Topological Data Analysis for Shape Comparison

February 1, 2024
3:00pm EST
Cummings 402
Speaker: Elizabeth Munch
Host: JP de Ruiter

Abstract

The goal of the field of topological data analysis (TDA) is to quantitatively encode and measure shape in data using Algebraic Topology. The available tools encompass both algebraic constructions (such as persistence diagrams and Euler characteristics) as well as graph based representations (such as Reeb graphs, mapper graphs, and merge trees). Applications of TDA have exploded in recent years, finding use in a diverse array of domains including plant biology, neuroscience, mechanical engineering, and many more. This increased interest is due to its now extensive theoretical foundation, and more recently due to the increased availability of more efficient algorithms and software making TDA pipelines more readily accessible to domain scientists. In this talk, we will review some of the tools available with a particular focus on encoding embedded shapes in d- dimensional Euclidean space (with most of our applications living in the setting of d=2 or 3), and for creating metrics between these representations to allow for access to tools such as statistics and machine learning.

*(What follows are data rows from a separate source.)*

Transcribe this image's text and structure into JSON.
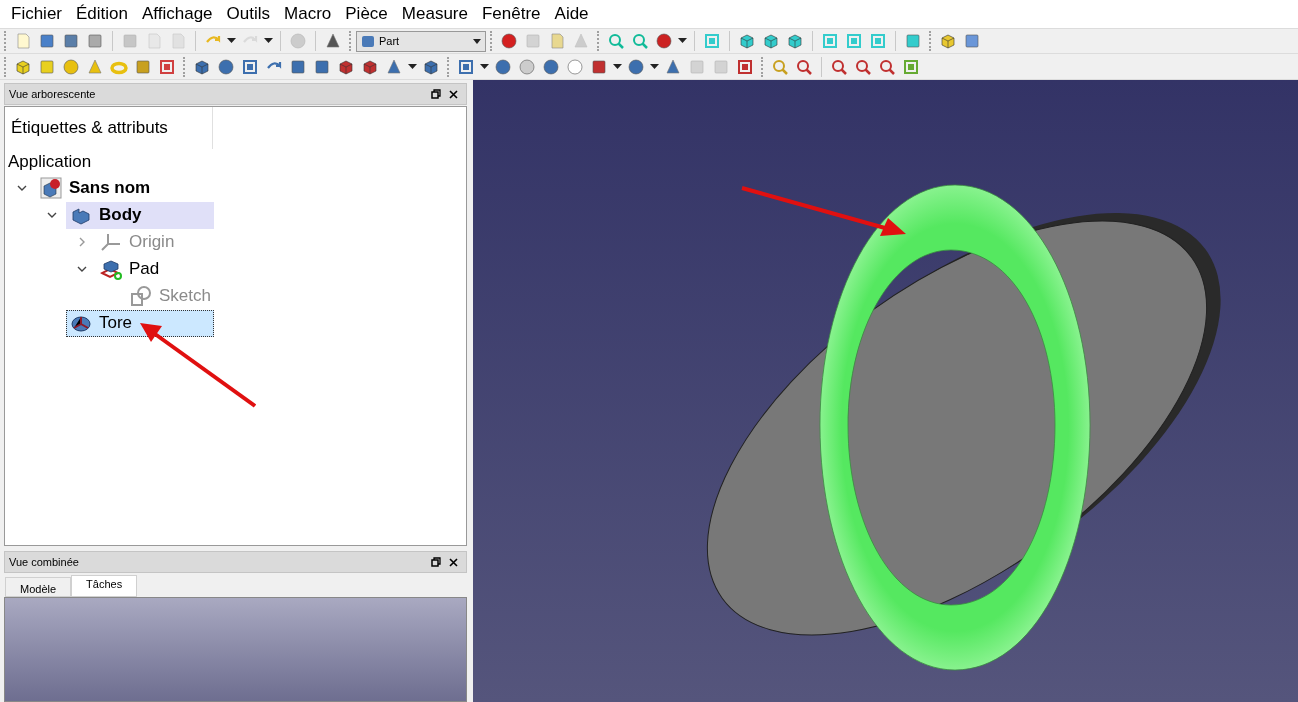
{
  "menu": [
    {
      "label": "Fichier"
    },
    {
      "label": "Édition"
    },
    {
      "label": "Affichage"
    },
    {
      "label": "Outils"
    },
    {
      "label": "Macro"
    },
    {
      "label": "Pièce"
    },
    {
      "label": "Measure"
    },
    {
      "label": "Fenêtre"
    },
    {
      "label": "Aide"
    }
  ],
  "toolbar": {
    "workbench": "Part"
  },
  "tree_panel": {
    "title": "Vue arborescente",
    "column_header": "Étiquettes & attributs",
    "root": "Application",
    "items": [
      {
        "label": "Sans nom",
        "kind": "document",
        "bold": true,
        "active": false,
        "selected": false,
        "hidden": false,
        "expanded": true,
        "children": [
          {
            "label": "Body",
            "kind": "body",
            "bold": true,
            "active": true,
            "selected": false,
            "hidden": false,
            "expanded": true,
            "children": [
              {
                "label": "Origin",
                "kind": "origin",
                "bold": false,
                "active": false,
                "selected": false,
                "hidden": true,
                "expanded": false
              },
              {
                "label": "Pad",
                "kind": "pad",
                "bold": false,
                "active": false,
                "selected": false,
                "hidden": false,
                "expanded": true,
                "children": [
                  {
                    "label": "Sketch",
                    "kind": "sketch",
                    "bold": false,
                    "active": false,
                    "selected": false,
                    "hidden": true
                  }
                ]
              }
            ]
          },
          {
            "label": "Tore",
            "kind": "torus",
            "bold": false,
            "selected": true,
            "hidden": false
          }
        ]
      }
    ]
  },
  "combo_panel": {
    "title": "Vue combinée",
    "tabs": [
      {
        "label": "Modèle",
        "selected": false
      },
      {
        "label": "Tâches",
        "selected": true
      }
    ]
  }
}
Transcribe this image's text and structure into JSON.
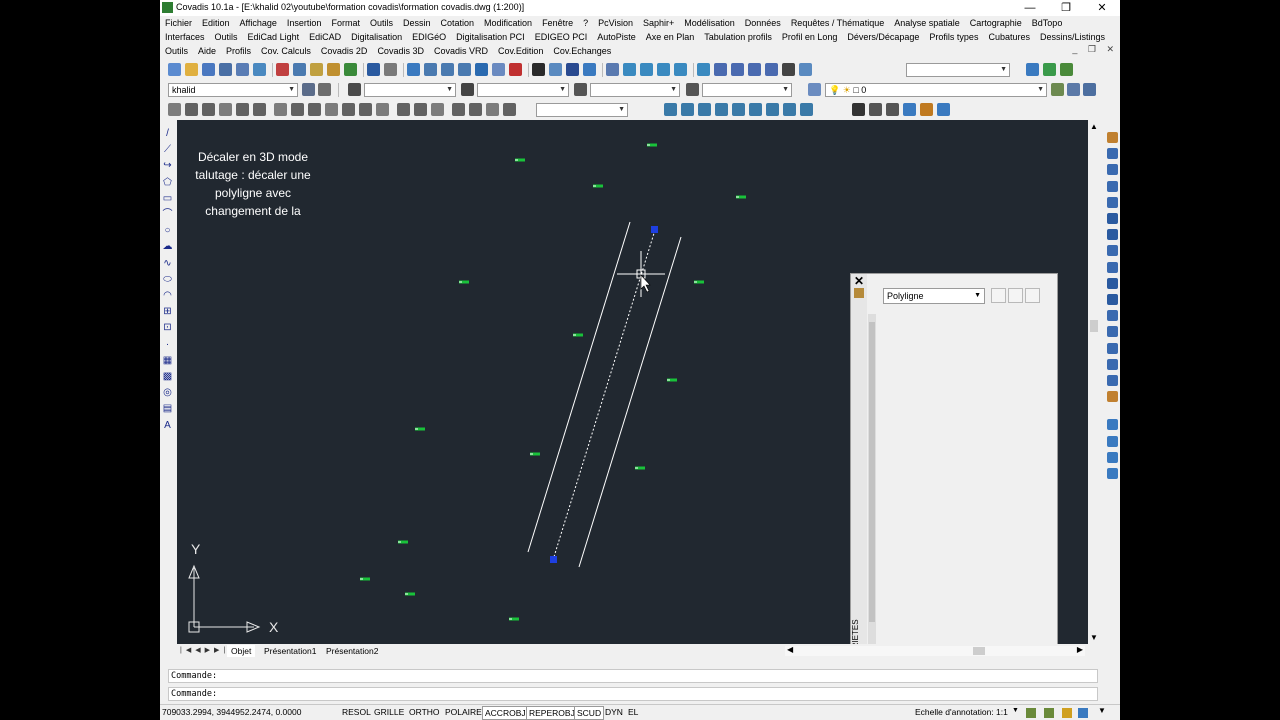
{
  "window": {
    "title": "Covadis 10.1a - [E:\\khalid 02\\youtube\\formation covadis\\formation covadis.dwg (1:200)]",
    "minimize": "—",
    "restore": "❐",
    "close": "✕"
  },
  "menus": {
    "row1": [
      "Fichier",
      "Edition",
      "Affichage",
      "Insertion",
      "Format",
      "Outils",
      "Dessin",
      "Cotation",
      "Modification",
      "Fenêtre",
      "?",
      "PcVision",
      "Saphir+",
      "Modélisation",
      "Données",
      "Requêtes / Thématique",
      "Analyse spatiale",
      "Cartographie",
      "BdTopo"
    ],
    "row2": [
      "Interfaces",
      "Outils",
      "EdiCad Light",
      "EdiCAD",
      "Digitalisation",
      "EDIGéO",
      "Digitalisation PCI",
      "EDIGEO PCI",
      "AutoPiste",
      "Axe en Plan",
      "Tabulation profils",
      "Profil en Long",
      "Dévers/Décapage",
      "Profils types",
      "Cubatures",
      "Dessins/Listings"
    ],
    "row3": [
      "Outils",
      "Aide",
      "Profils",
      "Cov. Calculs",
      "Covadis 2D",
      "Covadis 3D",
      "Covadis VRD",
      "Cov.Edition",
      "Cov.Echanges"
    ]
  },
  "toolbar": {
    "style_value": "khalid",
    "layer_value": "0"
  },
  "canvas": {
    "overlay_text": "Décaler en 3D mode talutage : décaler une polyligne avec changement de la",
    "ucs_y": "Y",
    "ucs_x": "X"
  },
  "properties": {
    "vertical_label": "PROPRIETES",
    "selection": "Polyligne"
  },
  "layout_tabs": [
    "Objet",
    "Présentation1",
    "Présentation2"
  ],
  "command": {
    "line1": "Commande:",
    "line2": "Commande:"
  },
  "status": {
    "coords": "709033.2994, 3944952.2474, 0.0000",
    "buttons": [
      "RESOL",
      "GRILLE",
      "ORTHO",
      "POLAIRE",
      "ACCROBJ",
      "REPEROBJ",
      "SCUD",
      "DYN",
      "EL"
    ],
    "annotation_label": "Echelle d'annotation:",
    "annotation_value": "1:1"
  },
  "colors": {
    "canvas_bg": "#212830",
    "point_marker": "#19c23a",
    "grip": "#1e3fe0"
  }
}
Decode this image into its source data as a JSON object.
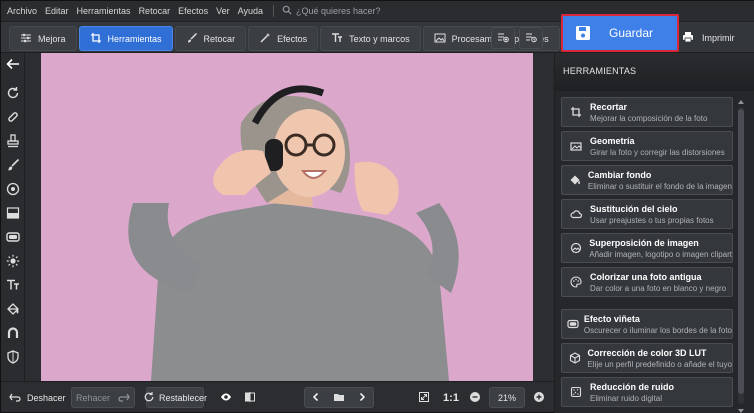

Elizabeth Munch is an Associate Professor at Michigan State University with a primary appointment in the Department of Computational Mathematics, Science, and Engineering and a secondary appointment in the Department of Mathematics. Liz earned her PhD from the Department of Mathematics at Duke University in May 2013. Prior to joining the faculty of MSU, she was an Assistant Professor in the Department of Mathematics and Statistics at the University at Albany - SUNY, and a Postdoctoral Fellow at the Institute for Mathematics and its Applications at the University of Minnesota.